En permanence Mike Davis établit des parallèles entre ces perturbations climatiques et les systèmes économiques et politiques, au premier rang desquels l'exploitation économique de type colonial. Quel rôle la puissance coloniale, notamment l'Angleterre dans sa relation avec les Indes, joue-t-elle dans la survenue des catastrophes économiques que connaissent les pays dominés ? Assez classiquement, Mike Davis souligne la détérioration massive des termes de l'échange économique entre les continents lors de l'intégration de millions d'agriculteurs des tropiques au marché mondial à la fin du XIX° siècle. Les prélèvements fiscaux excessifs et de la réorientation de la production agricole vers des denrées d'exportation au détriment des cultures vivrières ont également eu un impact non négligeable.
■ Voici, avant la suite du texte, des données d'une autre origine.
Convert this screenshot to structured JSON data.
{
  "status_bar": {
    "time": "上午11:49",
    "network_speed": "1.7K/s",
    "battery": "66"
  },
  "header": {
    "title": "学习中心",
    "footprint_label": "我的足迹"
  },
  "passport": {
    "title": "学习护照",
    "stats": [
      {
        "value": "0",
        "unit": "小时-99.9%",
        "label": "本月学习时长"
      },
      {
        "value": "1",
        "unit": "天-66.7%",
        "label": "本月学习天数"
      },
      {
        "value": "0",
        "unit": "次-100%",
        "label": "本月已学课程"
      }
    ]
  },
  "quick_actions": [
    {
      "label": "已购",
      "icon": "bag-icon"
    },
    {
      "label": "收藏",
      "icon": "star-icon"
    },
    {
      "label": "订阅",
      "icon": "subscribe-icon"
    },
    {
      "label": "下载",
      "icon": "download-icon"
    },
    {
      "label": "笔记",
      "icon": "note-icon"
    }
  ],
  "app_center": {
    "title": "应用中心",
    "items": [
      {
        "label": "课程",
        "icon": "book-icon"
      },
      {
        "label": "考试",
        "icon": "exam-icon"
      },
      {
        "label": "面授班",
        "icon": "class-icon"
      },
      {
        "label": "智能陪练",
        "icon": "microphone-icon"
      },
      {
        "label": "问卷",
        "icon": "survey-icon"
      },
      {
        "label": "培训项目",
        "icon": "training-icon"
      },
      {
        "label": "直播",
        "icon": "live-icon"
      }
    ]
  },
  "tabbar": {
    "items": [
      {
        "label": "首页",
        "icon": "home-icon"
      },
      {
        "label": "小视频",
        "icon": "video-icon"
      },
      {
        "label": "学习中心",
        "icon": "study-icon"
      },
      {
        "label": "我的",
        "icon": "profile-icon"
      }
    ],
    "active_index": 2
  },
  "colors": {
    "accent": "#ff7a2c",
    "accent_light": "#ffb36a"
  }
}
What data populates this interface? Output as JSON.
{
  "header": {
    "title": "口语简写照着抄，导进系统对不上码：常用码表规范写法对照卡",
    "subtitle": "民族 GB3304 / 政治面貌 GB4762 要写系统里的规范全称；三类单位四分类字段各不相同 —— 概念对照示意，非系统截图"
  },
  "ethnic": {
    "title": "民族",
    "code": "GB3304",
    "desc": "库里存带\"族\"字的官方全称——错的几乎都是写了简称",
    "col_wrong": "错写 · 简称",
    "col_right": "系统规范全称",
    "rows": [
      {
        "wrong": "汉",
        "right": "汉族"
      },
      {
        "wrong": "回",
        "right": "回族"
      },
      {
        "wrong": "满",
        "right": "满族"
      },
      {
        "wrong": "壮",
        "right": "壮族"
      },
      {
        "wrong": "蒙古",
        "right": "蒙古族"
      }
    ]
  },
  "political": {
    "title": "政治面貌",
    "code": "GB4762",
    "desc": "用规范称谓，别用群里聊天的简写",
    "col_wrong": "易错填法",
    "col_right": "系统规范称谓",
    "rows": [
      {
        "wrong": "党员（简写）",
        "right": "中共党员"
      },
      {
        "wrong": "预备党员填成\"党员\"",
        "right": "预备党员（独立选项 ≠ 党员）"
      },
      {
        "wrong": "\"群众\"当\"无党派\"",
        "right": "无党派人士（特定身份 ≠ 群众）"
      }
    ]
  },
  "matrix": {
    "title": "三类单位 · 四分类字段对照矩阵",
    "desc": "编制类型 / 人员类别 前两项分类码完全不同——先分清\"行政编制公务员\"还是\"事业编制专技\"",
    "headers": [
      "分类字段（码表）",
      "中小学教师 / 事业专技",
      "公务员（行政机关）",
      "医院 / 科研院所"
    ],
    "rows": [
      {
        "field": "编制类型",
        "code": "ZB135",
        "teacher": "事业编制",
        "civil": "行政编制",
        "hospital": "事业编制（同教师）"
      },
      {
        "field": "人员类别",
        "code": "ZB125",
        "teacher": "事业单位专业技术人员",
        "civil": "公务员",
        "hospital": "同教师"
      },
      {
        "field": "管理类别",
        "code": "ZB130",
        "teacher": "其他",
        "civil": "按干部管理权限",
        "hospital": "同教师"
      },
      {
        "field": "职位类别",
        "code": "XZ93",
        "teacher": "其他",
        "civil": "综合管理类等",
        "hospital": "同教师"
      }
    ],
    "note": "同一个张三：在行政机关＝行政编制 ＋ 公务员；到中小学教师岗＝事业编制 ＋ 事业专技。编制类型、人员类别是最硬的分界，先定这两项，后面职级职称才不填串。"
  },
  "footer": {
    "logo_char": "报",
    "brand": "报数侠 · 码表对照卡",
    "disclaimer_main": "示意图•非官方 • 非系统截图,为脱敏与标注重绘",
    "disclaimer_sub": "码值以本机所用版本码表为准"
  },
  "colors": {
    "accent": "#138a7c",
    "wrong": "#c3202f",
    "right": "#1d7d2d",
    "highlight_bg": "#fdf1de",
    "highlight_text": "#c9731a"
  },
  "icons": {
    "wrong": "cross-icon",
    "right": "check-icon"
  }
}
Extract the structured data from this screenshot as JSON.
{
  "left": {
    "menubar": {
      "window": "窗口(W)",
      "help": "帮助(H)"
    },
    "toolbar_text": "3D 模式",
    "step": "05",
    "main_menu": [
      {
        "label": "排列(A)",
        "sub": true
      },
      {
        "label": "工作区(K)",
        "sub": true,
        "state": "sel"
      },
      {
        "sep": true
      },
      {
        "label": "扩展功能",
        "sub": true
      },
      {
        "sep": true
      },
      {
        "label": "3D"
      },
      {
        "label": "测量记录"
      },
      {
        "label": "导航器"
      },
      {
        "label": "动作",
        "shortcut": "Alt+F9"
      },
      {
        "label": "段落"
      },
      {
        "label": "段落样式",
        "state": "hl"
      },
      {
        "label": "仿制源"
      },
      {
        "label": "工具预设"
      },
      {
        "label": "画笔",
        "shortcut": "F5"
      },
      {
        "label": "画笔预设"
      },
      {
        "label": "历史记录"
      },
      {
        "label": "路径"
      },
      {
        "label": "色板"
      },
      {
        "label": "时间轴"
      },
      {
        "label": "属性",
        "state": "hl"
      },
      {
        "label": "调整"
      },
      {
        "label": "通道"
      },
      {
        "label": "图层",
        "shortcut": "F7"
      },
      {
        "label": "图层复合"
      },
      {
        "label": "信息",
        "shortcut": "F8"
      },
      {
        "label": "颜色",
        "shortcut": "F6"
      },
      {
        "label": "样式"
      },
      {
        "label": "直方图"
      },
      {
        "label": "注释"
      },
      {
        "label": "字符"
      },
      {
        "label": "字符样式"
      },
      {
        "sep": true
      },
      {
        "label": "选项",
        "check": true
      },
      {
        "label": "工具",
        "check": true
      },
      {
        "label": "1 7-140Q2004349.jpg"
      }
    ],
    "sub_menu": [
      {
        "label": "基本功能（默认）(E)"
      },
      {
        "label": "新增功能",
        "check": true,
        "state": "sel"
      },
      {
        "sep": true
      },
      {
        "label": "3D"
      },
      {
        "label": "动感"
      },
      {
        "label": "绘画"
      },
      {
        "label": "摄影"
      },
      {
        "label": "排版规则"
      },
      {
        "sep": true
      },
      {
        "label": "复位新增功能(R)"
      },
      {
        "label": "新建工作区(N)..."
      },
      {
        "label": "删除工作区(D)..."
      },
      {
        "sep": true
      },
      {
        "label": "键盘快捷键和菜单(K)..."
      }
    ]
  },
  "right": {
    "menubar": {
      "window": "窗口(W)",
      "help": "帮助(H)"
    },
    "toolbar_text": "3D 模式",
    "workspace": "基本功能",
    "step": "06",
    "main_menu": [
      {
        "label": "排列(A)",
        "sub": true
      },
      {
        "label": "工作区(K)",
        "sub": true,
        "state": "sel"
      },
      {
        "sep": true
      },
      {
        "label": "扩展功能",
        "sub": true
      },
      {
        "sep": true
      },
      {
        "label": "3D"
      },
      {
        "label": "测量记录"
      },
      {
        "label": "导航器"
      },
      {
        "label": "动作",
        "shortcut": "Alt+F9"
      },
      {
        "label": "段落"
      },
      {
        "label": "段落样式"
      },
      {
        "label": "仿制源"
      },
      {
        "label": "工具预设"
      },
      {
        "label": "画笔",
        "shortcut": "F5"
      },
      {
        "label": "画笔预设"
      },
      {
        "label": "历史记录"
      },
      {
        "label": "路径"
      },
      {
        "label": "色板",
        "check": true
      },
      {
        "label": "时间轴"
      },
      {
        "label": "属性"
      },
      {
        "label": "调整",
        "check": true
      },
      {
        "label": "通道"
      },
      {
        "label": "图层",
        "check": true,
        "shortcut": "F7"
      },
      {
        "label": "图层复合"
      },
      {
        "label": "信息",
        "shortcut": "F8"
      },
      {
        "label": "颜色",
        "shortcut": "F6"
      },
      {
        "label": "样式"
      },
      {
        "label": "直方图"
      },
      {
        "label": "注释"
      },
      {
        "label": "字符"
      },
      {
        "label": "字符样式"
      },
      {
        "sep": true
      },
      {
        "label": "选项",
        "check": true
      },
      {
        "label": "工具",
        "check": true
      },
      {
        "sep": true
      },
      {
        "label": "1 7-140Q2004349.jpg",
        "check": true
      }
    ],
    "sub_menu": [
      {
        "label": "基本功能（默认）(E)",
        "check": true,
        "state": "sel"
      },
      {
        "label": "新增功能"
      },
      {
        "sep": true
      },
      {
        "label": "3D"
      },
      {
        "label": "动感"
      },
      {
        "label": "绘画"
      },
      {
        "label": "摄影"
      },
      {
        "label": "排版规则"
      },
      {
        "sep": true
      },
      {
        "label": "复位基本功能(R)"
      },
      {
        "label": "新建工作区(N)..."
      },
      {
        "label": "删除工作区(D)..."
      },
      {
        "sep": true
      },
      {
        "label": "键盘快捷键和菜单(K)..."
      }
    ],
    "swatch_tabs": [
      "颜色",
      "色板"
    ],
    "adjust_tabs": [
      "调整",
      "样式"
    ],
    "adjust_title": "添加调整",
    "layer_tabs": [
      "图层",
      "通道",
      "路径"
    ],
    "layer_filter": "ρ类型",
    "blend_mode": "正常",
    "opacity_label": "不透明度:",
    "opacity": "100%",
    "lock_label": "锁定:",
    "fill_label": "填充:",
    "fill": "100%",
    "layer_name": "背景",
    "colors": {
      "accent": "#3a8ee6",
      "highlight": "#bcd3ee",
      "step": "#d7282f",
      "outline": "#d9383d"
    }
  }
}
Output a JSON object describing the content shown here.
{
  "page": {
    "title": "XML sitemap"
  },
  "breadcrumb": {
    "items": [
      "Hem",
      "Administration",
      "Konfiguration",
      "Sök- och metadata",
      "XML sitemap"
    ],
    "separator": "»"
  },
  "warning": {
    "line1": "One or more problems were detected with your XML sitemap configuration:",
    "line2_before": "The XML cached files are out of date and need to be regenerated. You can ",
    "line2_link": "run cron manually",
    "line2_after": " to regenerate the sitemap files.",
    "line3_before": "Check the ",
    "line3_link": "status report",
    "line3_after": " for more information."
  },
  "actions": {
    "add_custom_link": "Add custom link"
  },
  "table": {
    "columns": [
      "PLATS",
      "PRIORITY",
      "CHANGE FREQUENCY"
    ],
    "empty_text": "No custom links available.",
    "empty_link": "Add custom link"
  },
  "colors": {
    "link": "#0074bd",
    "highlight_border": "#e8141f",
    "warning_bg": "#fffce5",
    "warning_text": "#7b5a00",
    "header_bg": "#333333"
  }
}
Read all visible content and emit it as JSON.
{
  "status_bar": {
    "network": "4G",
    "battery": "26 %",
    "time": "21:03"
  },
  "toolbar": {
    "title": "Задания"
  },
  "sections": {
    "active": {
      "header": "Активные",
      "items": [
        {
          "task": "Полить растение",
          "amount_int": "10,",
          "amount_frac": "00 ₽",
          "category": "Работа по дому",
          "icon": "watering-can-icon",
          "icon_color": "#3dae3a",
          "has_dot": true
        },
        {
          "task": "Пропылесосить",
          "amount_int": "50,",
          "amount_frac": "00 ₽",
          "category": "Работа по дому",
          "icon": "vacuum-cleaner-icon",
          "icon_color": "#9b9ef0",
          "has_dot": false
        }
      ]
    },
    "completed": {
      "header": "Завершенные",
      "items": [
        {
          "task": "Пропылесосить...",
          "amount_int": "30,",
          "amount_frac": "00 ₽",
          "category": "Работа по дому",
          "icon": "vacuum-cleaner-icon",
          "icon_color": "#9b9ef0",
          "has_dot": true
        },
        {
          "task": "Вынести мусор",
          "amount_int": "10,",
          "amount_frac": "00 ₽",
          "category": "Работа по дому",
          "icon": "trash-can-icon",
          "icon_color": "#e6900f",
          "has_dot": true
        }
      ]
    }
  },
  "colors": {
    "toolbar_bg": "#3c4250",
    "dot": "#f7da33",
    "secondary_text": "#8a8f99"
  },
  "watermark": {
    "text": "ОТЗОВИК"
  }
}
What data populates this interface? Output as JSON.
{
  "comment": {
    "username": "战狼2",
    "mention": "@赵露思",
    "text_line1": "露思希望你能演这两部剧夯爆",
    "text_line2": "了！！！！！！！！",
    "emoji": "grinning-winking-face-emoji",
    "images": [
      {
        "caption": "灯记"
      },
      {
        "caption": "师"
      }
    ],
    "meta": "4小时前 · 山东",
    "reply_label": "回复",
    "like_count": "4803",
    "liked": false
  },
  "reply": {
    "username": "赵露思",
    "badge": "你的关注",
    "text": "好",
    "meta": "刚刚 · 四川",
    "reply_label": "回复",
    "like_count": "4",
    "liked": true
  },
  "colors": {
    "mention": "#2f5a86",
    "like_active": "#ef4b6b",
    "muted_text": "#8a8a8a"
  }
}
Les puissances coloniales auraient ainsi aggravé les conséquences des perturbations climatiques. Telle est une des grandes théories de cet ouvrage : tenter de démontrer que l'impérialisme et le libéralisme économique se sont conjugués avec les effets des perturbations climatiques pour aggraver les déséquilibres et la misère dans les colonies. Mike Davis développe ainsi une critique de la mondialisation économique qui se met en place au XIX° siècle sous l'hégémonie de quelques puissances coloniales. Un tel argumentaire induit forcément la question de la responsabilité et de la volonté. Qui est le principal responsable des mortalités et du sous-développement économique qui ont frappé et frappent encore le Tiers-Monde : les accidents climatiques ou l'impérialisme ? Les puissances coloniales ont-elles été conscientes des conséquences catastrophiques de leur politique sur les populations dominées et ont-elles sciemment persévéré dans cette voie ? Pour Mike Davis, la réponse est claire et il s'agit là d'un " holocauste " dont la politique menée par les empires coloniaux est directement la cause.

" Holocauste " ou " Génocide " ? L'éditeur français, de manière un peu raccoleuse peut-être, a modifié le titre de l'ouvrage et utilisé le terme génocide dont l'emploi est pour le moins discutable. Le titre original de l'ouvrage est Late victorian holocausts. El Nino famines and the making of the Third World. Ceci explique que l'on trouve au début de l'ouvrage une discussion, bien trop rapide d'ailleurs, du concept d'holocauste et de son emploi dans l'ouvrage. Une même réflexion sur l'emploi du terme génocide aurait été indispensable.